Fun and frolics, full of laughs and oopses.

****

Saturday 13 January 2007

Growing Up Again by Caitriona McCloud

Growing Up Again
Catriona McCloud
(Orion €??)


OH, those awful mistakes we make, that wake us up before dawn, trembling and grinding our teeth, and thinking "Why? Why? Why?"

In the case of Janie Lawson, heroine (and I use the term advisedly) of Growing Up Again, the mistakes include her marriage.

Then she wakes up in an unfamiliar - yet strangely familiar - bedroom. She looks in the mirror and sees an unfamiliar - yet strangely familiar - face looking back at her.

Janie's gone back to the future. She's 15 again, and she has her whole life to live over.

But Catriona McCloud's take on it isn't as limited as Hollywood's. Janie doesn't just have her own life to live. She's got her chance to change the world.

McCloud is in fact Scottish detective writer Catriona McPherson, and she brings the tough love approach of detective fiction to this foray into chicklit land with good effect.

She brings Jane back to the awful clothes, music and wallpaper of the 80s, then she sics her on world politics.

Because Jane's back in her past for a purpose. When she meets a man called Pilchard it all falls into place.

I mean, what would you do if you could persuade Lady Di Spencer that the big-eared bloke who's courting her isn't the man for her?

And you know how the Millennium Bug never sent the world into meltdown? Ever wondered why? That was because Pilchard came back and stopped it - of course!

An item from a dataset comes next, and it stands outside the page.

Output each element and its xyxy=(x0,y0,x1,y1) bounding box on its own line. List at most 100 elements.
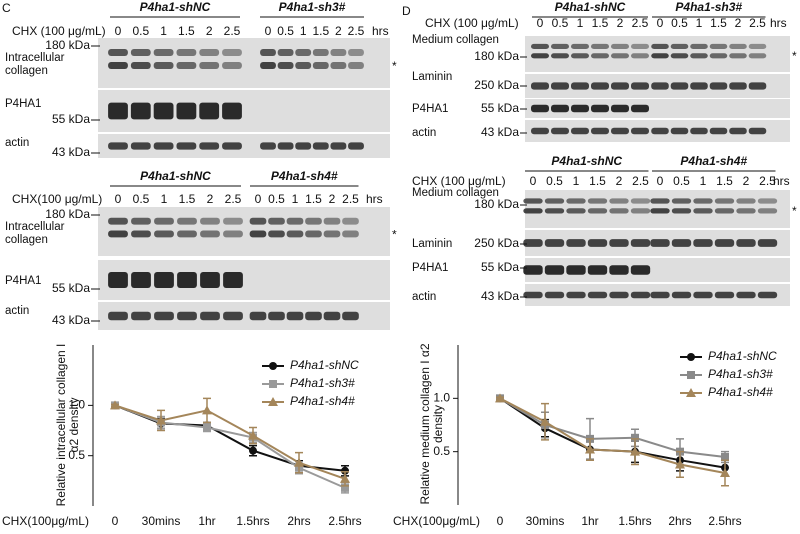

What about the Twin Towers - what would you do if you could save those thousands of people killed when the planes went into the world's most prominent finance district, and the hundreds of thousands killed since in the 'war on terror'?

We've all had those fantasies - if I could go back I'd be able to make a million by betting on the unknown Shergar, to stop Martin Luther King and President Kennedy being assassinated.

But of course it's not that easy when you're Jane, a schoolkid with just the awesome power of a 15-year-old.

Growing Up Again is set in Scotland, but has the rather anodyne lack of localness of girly books.

But it full of laughs, with plenty of twists and turns to keep you turning the pages.